The impairment will reduce Citic Ltd.’s 2016 profits to be reported in March, the company said, without providing more specifics. It added the estimated impairment factored in the recent rise in iron ore prices, but cautioned that independent forecasts of long-term prices have been lowered.
The Sino Iron project, at Cape Preston, Western Australia, was launched in 2006 when soaring Chinese steel production was pushing Australian iron ore prices to new heights.
But the project quickly became problematic as it ran years behind schedule and its investment budget soared by more than five times the original $3 billion amount. At the same time, slumping prices for iron ore also undermined the project’s profitability.

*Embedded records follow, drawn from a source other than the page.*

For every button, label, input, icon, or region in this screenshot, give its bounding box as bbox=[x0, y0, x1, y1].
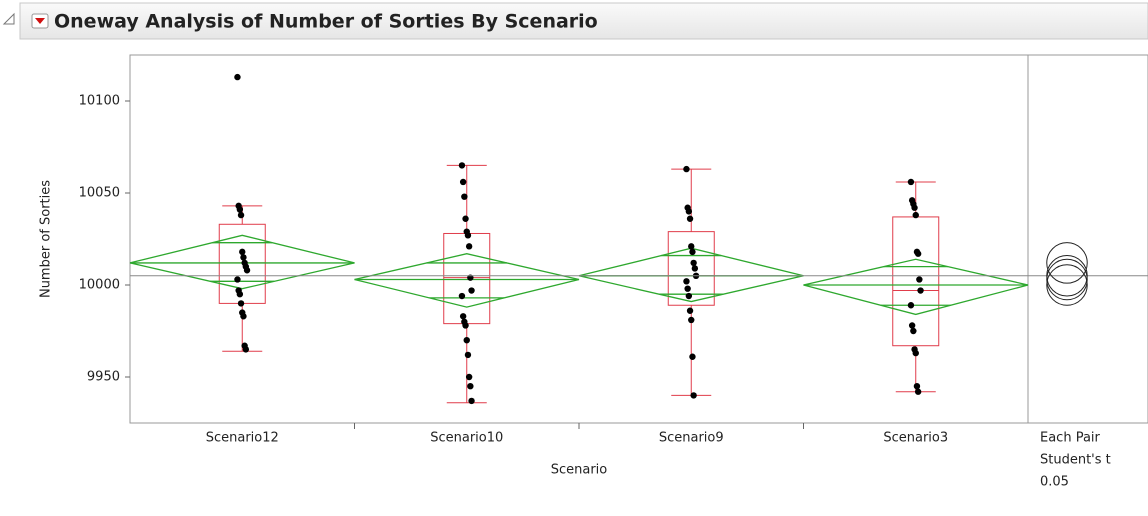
data-point bbox=[234, 73, 241, 81]
data-point bbox=[236, 291, 244, 298]
comparison-label: 0.05 bbox=[1040, 475, 1069, 490]
data-point bbox=[468, 287, 475, 294]
data-point bbox=[917, 287, 924, 294]
disclosure-icon[interactable] bbox=[2, 12, 15, 25]
x-tick-label: Scenario10 bbox=[430, 431, 503, 446]
data-point bbox=[690, 259, 697, 267]
data-point bbox=[240, 254, 247, 261]
x-tick-label: Scenario3 bbox=[883, 431, 948, 446]
data-point bbox=[912, 349, 919, 357]
data-point bbox=[912, 211, 919, 219]
y-tick-label: 9950 bbox=[87, 370, 120, 385]
data-point bbox=[236, 206, 244, 213]
comparison-circle bbox=[1046, 264, 1088, 306]
data-point bbox=[461, 193, 468, 200]
data-point bbox=[683, 278, 690, 285]
data-point bbox=[911, 204, 918, 211]
data-point bbox=[685, 292, 693, 300]
x-tick-label: Scenario9 bbox=[659, 431, 724, 446]
data-point bbox=[464, 351, 472, 359]
data-point bbox=[914, 250, 922, 257]
comparison-label: Each Pair bbox=[1040, 431, 1101, 446]
comparison-circle bbox=[1046, 242, 1088, 284]
data-point bbox=[237, 300, 245, 307]
y-tick-label: 10050 bbox=[79, 186, 120, 201]
data-point bbox=[683, 165, 690, 173]
y-tick-label: 10100 bbox=[79, 94, 120, 109]
data-point bbox=[689, 248, 696, 256]
data-point bbox=[465, 373, 473, 381]
data-point bbox=[913, 383, 921, 390]
data-point bbox=[237, 211, 245, 219]
y-tick-label: 10000 bbox=[79, 278, 120, 293]
data-point bbox=[686, 215, 694, 222]
data-point bbox=[688, 316, 695, 324]
y-axis-label: Number of Sorties bbox=[39, 180, 54, 298]
data-point bbox=[464, 232, 472, 239]
plot-frame bbox=[129, 54, 1148, 424]
data-point bbox=[463, 337, 470, 344]
data-point bbox=[691, 265, 699, 272]
data-point bbox=[685, 208, 693, 215]
data-point bbox=[908, 322, 916, 329]
data-point bbox=[459, 178, 467, 186]
data-point bbox=[468, 397, 475, 405]
data-point bbox=[916, 276, 923, 283]
data-point bbox=[914, 388, 922, 395]
data-point bbox=[465, 243, 473, 250]
data-point bbox=[243, 267, 251, 274]
data-point bbox=[240, 313, 247, 320]
data-point bbox=[910, 327, 917, 335]
data-point bbox=[690, 392, 697, 399]
data-point bbox=[907, 302, 915, 309]
menu-arrow bbox=[35, 18, 45, 24]
header-bar bbox=[19, 2, 1148, 40]
comparison-circle bbox=[1046, 255, 1088, 297]
title: Oneway Analysis of Number of Sorties By … bbox=[54, 11, 598, 33]
x-tick-label: Scenario12 bbox=[206, 431, 279, 446]
data-point bbox=[239, 248, 246, 256]
data-point bbox=[907, 178, 915, 186]
data-point bbox=[458, 292, 466, 300]
data-point bbox=[234, 276, 241, 283]
data-point bbox=[686, 307, 694, 314]
data-point bbox=[684, 285, 691, 292]
x-axis-label: Scenario bbox=[551, 463, 608, 478]
data-point bbox=[462, 322, 469, 329]
data-point bbox=[458, 162, 466, 169]
data-point bbox=[689, 353, 696, 360]
data-point bbox=[242, 346, 250, 353]
data-point bbox=[459, 313, 467, 320]
data-point bbox=[688, 243, 695, 250]
data-point bbox=[467, 383, 474, 390]
comparison-label: Student's t bbox=[1040, 453, 1111, 468]
data-point bbox=[462, 215, 469, 222]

The first ship loaded with ore powder from the project arrived in China in December 2013, more than four years behind the original schedule.
Citic said the last of the project’s six production lines began producing last May, and the mine exported 11 million wet metric tons of iron ore concentrate in 2016. The company vowed to ramp up output, improve efficiency and reduce operation costs at the mine.
Iron ore prices began to firm last year amid predictions that demand from China would increase. The spot price of iron ore delivered to China’s Qingdao port rose to $92.23 per ton as of Feb. 14, the highest since August 2014.
The world’s largest iron ore producers including Rio Tinto and BHP Billiton have increased supplies since the start of 2017, and the Chinese market has absorbed almost all the new supply.